Chile Is About to Decriminalize Marijuana

Chile Is About to Decriminalize Marijuana

The moves in Santiago highlight a growing movement toward acceptance of pot in Latin America.

By Olivia Marple / Council on Hemispheric Affairs
August 21, 2015

With its proposed changes to Ley 20.000 (Law 20,000), Chile joins a growing list of Latin American countries decriminalizing marijuana. The initiative, which would grant Chileans the right to possess up to 10 grams of cannabis and grow up to six marijuana plants at a time, was passed in Chile’s Chamber of Deputies on July 7 with 68 voting in favor and 39 against. The bill must first be adjusted by a health commission and then passed by the Senate before it officially becomes law, but strong support for cannabis legalization in the country illustrates that legalizing marijuana use appears to be the new norm in the Western Hemisphere and, once again, that the War on Drugs has been a failed campaign.[1]

Support for Legalization

The future of legalization is most apparent in the opinion of Latin American young adults on the War on Drugs. In a 2012 poll of 18 to 34-year-olds in the region by Asuntos del Sur (Southern Affairs), 79 percent of Chileans “voiced strong approval” for legalization, 52 percent disapproved of government campaigns attempting to reduce drug use, and 54 percent did not support current government policies on drugs.[2]

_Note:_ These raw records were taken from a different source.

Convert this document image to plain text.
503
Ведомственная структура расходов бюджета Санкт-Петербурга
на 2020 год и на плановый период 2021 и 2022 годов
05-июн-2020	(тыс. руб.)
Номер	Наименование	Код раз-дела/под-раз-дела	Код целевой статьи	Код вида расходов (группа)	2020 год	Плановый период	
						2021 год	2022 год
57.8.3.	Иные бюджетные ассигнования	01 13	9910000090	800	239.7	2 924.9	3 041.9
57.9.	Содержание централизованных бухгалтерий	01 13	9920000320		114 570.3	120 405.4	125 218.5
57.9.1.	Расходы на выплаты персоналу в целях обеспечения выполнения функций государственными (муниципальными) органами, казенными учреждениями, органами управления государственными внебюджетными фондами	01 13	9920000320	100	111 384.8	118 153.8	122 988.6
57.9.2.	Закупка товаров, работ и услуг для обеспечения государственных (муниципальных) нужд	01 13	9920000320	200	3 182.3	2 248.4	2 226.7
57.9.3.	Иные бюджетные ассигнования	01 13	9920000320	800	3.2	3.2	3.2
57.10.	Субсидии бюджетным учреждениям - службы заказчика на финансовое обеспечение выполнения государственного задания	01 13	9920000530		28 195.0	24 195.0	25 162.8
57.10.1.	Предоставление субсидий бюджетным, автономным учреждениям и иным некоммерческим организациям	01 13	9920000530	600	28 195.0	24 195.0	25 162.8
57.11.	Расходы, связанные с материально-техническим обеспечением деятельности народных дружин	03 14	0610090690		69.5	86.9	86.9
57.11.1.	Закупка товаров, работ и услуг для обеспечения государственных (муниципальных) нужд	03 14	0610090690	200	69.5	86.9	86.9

In Chilean society at large, those in favor of legalizing the use and cultivation of pot are also in the majority. Fifty percent of Chileans are in favor while 45 percent are against, according to a 2014 poll carried out by Cadem, a Chilean market and public opinion investigation company. When polls address the legalization of medical marijuana, this figure skyrockets to 86 percent in favor.[3] These numbers are especially significant when one considers that Chile is one of the more socially conservative countries in South America and indicate that support for legalization is becoming a mainstream opinion, rather than a progressive pipe dream.[4]

So far, it is legal to smoke marijuana with varying restrictions in Colombia, Costa Rica, Ecuador, Jamaica, Mexico, Peru, and Uruguay.[5] After creating a legal marijuana market in 2013, Uruguay in particular has been deemed a “trailblazer” on this issue.[6] However, there have been delays in implementing the government-regulated system. In March, the Spanish newspaper El País reported that cultivating the drug had become legal in Uruguay and that an estimated 2,000 people had enrolled in the official register, a slower registration rate than originally expected. One factor slowing implementation of the law in Uruguay is concern surrounding the safety of marijuana on the part of some pharmacy chains in the country.[7]